She suffered horrific burns in the 1999 crash, which melted off her hair, her ears, lips, nose, and eyelids, and robbed her of the use of her hands
The woman who became synonymous to the "Faces of Drunk Driving" campaign, Jacqui Saburido, died on 20 April 2019, according to the Texas Alcoholic Beverage Commission. She died from cancer in Guatemala at the 40.
Saburido had been in the USA in 1999 for less than a month when the horrific accident happened, reports CNN. She was on her way home with four friends in Austin, Texas when their car was hit head-on by a drunk driver. Saburido was on the front seat, next to the driver. Two other passengers in the car died instantly while Saburido was barely alive. The only thing she remembers about the crash is the whir of the blades on the helicopter that came to rush her to the hospital.
Jacqui Saburido, the woman whose disfigured face became a symbol of the dangers of drunk driving after she suffered horrific burns in a 1999 crash, has died, according to the Texas Alcoholic Beverage Commission. https://t.co/GfHur19H3s pic.twitter.com/aS8q48wUdv— CNN (@CNN) April 23, 2019
According to the website of Faces of Drunken Driving, the accident left her with extensive third-degree burns that had scorched her eyes and left her blind. Her hair had melted off, her ears, lips, nose, and eyelids were gone, and robbed her of the use of her hands. She underwent over 100 operations since the crash with over $5 million in medical bills. And she had no health insurance.
She was just a teenager whose carefree life in Caracas disappeared in a split second. Her ability to live independently, along with her plans for a career and a family, all went up in flames, quite literally. Amadeo Saburido, Jacqui’s father has been with her since her ordeal began. He left Venezuela and has been with Jacqui to take care of her here. He came to nurse his daughter back to health, but days turned into months, into years. He dressed, bathed and fed her every day. He was also around for every operation.

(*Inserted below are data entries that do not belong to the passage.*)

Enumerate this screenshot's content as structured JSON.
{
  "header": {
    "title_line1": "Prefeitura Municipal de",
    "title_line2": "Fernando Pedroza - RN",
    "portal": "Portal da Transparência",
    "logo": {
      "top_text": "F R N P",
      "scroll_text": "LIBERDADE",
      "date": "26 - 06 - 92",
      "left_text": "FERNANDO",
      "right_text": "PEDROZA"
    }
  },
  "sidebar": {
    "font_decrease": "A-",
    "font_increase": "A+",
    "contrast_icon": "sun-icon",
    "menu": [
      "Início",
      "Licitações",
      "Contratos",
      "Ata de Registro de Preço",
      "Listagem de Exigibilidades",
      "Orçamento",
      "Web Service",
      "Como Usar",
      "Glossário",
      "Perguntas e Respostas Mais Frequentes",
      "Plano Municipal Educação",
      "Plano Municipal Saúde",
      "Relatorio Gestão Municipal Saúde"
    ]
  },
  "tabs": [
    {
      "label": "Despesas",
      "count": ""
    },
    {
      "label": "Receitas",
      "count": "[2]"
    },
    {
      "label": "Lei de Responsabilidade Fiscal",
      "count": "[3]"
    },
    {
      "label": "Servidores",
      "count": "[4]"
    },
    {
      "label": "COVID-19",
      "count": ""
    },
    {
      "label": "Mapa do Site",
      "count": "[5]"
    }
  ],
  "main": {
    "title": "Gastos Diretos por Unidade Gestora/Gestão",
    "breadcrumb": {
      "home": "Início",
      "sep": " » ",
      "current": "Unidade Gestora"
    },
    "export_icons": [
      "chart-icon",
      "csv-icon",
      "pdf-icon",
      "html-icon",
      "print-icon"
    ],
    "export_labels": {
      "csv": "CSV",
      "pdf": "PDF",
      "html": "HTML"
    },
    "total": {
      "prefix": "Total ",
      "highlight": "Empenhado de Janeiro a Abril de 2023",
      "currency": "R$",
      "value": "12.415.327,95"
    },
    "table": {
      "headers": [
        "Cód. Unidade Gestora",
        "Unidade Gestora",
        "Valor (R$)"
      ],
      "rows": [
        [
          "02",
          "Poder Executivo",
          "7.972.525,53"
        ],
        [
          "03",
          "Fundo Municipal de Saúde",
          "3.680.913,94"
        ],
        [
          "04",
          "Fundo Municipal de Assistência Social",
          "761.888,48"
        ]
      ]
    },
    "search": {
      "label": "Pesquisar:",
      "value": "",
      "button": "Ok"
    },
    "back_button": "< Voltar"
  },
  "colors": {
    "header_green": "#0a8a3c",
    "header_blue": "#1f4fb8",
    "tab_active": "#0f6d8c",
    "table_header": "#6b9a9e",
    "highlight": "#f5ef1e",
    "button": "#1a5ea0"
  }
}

The driver of the other vehicle, 18-year-old Reggie Stephey, as tried and convicted of two counts of intoxication manslaughter and sentenced to seven years in prison. His sentence got over in 2008.
Since the crash, Saburido became an advocate for the Texas Department of Transportation's anti-drunk-driving campaign. She has been to numerous school appearances to create awareness regarding the dangers of driving under the influence. She was also a guest on Oprah Winfrey's show twice.
She had once said, "Even if it means sitting here in front of a camera with no ears, no nose, no eyebrows, no hair, I'll do this a thousand times if it will help someone make a wise decision." In one of her many speaking engagements, Saburido said, "This is part of my mission here on the Earth," she added in a video on the Faces of Drunk Driving site. "If this face and this body can help others, then why not?"